Lives and property across the Taiwan Strait would only be protected by the inclusion of human rights clauses in the texts of the agreements between Taiwan and China, and not by lip service, the Democratic Progressive Party (DPP) said yesterday.
The response was directed at President Ma Ying-jeou (馬英九) after he said on Wednesday that he hoped cross-strait dialogue could extend beyond economic and trade issues, to encompass human rights and the rule of law.
“Human rights are the foundation of peace and people’s interests would not be protected before their human rights are protected,” said Honigmann Hong (洪財隆), director of the DPP’s China Affairs Department, in a press release.
Human rights protection should be the precondition of future cross-strait agreements and the beginning of exchanges between the civil societies of Taiwan and China, Hong said.
Otherwise, a cross-strait peace agreement, which Ma had previously hinted was one of his primary goals, would be nominal and meaningless, Hong said.
While the livelihoods of Chinese has improved after the nation’s economic rise, Beijing has not eased its oppression of human rights, evidenced by its relentless crackdown on Falun Gong followers, rights advocates, Tibetans and its tight control of the media, Hong said.
Beijing’s detention of Taiwanese Bruce Chung (鍾鼎邦) for 54 days last year was yet more evidence of China’s lack of respect of human rights, Hong said.

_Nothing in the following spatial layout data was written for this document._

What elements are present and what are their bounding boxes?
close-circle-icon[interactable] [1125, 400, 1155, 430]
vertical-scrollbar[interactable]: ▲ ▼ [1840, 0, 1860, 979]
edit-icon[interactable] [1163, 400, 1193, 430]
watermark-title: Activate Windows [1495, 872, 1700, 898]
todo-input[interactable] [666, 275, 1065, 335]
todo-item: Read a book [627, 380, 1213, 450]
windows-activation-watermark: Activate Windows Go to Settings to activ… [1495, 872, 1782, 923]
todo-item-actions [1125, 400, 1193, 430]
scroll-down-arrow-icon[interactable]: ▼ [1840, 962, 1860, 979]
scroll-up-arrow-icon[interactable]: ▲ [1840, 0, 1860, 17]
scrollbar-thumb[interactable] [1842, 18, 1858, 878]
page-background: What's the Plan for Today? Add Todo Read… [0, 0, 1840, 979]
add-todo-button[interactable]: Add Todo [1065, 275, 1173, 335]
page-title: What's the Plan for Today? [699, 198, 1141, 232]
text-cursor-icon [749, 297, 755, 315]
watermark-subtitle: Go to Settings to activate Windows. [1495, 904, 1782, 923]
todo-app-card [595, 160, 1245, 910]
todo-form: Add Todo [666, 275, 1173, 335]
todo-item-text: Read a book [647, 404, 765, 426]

“Ma said human rights would be seen as the barometer to measure further cross-strait engagement. From what we’ve seen, the distance between Taiwan and China could not be farther,” Hong said.

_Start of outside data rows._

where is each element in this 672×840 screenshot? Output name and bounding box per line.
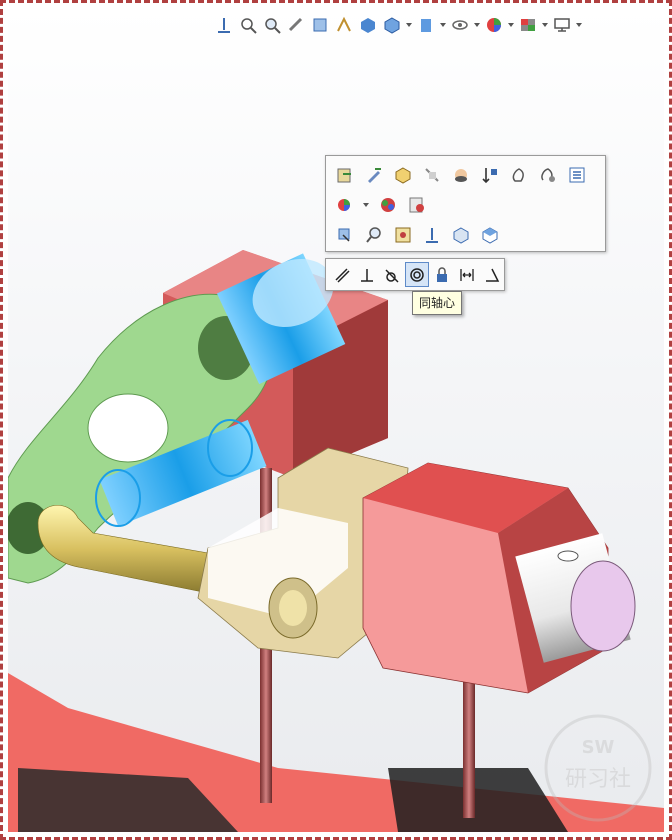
edit-appearance-icon[interactable] bbox=[483, 14, 505, 36]
apply-scene-icon[interactable] bbox=[517, 14, 539, 36]
mate-icon[interactable] bbox=[477, 162, 502, 187]
appearance-icon[interactable] bbox=[332, 192, 357, 217]
render-icon[interactable] bbox=[404, 192, 429, 217]
move-with-triad-icon[interactable] bbox=[390, 222, 415, 247]
insert-component-icon[interactable] bbox=[332, 222, 357, 247]
hide-component-icon[interactable] bbox=[419, 162, 444, 187]
heads-up-view-toolbar bbox=[213, 12, 583, 38]
graphics-area[interactable]: SW 研习社 同轴心 bbox=[8, 8, 664, 832]
tangent-mate-icon[interactable] bbox=[380, 262, 403, 287]
chevron-down-icon[interactable] bbox=[361, 192, 371, 217]
view-front-icon[interactable] bbox=[448, 222, 473, 247]
monitor-icon[interactable] bbox=[551, 14, 573, 36]
svg-text:SW: SW bbox=[582, 737, 615, 758]
component-properties-icon[interactable] bbox=[390, 162, 415, 187]
parallel-mate-icon[interactable] bbox=[330, 262, 353, 287]
distance-mate-icon[interactable] bbox=[456, 262, 479, 287]
display-style-icon[interactable] bbox=[381, 14, 403, 36]
chevron-down-icon[interactable] bbox=[405, 14, 413, 36]
chevron-down-icon[interactable] bbox=[507, 14, 515, 36]
zoom-to-selection-icon[interactable] bbox=[361, 222, 386, 247]
isolate-icon[interactable] bbox=[448, 162, 473, 187]
change-transparency-icon[interactable] bbox=[506, 162, 531, 187]
list-icon[interactable] bbox=[564, 162, 589, 187]
context-toolbar-row-1 bbox=[332, 162, 589, 187]
edit-component-icon[interactable] bbox=[361, 162, 386, 187]
previous-view-icon[interactable] bbox=[285, 14, 307, 36]
chevron-down-icon[interactable] bbox=[439, 14, 447, 36]
hide-show-mates-icon[interactable] bbox=[535, 162, 560, 187]
view-isometric-icon[interactable] bbox=[477, 222, 502, 247]
normal-to-icon[interactable] bbox=[419, 222, 444, 247]
support-rod-right bbox=[463, 668, 475, 818]
chevron-down-icon[interactable] bbox=[473, 14, 481, 36]
angle-mate-icon[interactable] bbox=[481, 262, 504, 287]
edit-appearance-icon[interactable] bbox=[375, 192, 400, 217]
perpendicular-mate-icon[interactable] bbox=[355, 262, 378, 287]
zoom-to-area-icon[interactable] bbox=[261, 14, 283, 36]
view-orientation-icon[interactable] bbox=[213, 14, 235, 36]
svg-text:研习社: 研习社 bbox=[565, 767, 631, 792]
context-toolbar bbox=[325, 155, 606, 252]
hide-show-icon[interactable] bbox=[415, 14, 437, 36]
dynamic-annotation-icon[interactable] bbox=[333, 14, 355, 36]
context-toolbar-row-2 bbox=[332, 192, 429, 217]
mate-toolbar bbox=[325, 258, 505, 291]
context-toolbar-row-3 bbox=[332, 222, 502, 247]
zoom-to-fit-icon[interactable] bbox=[237, 14, 259, 36]
view-cube-icon[interactable] bbox=[357, 14, 379, 36]
open-part-icon[interactable] bbox=[332, 162, 357, 187]
concentric-mate-icon[interactable] bbox=[405, 262, 429, 287]
assembly-model[interactable]: SW 研习社 bbox=[8, 8, 664, 832]
lock-mate-icon[interactable] bbox=[431, 262, 454, 287]
chevron-down-icon[interactable] bbox=[575, 14, 583, 36]
view-settings-eye-icon[interactable] bbox=[449, 14, 471, 36]
chevron-down-icon[interactable] bbox=[541, 14, 549, 36]
tooltip-concentric: 同轴心 bbox=[412, 291, 463, 315]
section-view-icon[interactable] bbox=[309, 14, 331, 36]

There are many human rights-related areas the Ma administration could work on immediately, such as the inclusion of the right to appeal and safeguard mechanisms in bilateral negotiations, the establishment of an official bilateral human rights dialogue platform, a human rights watch mechanism, as well as legislation in the form of a refugee act (難民法) and a political asylum law (政治庇護法), Hong said.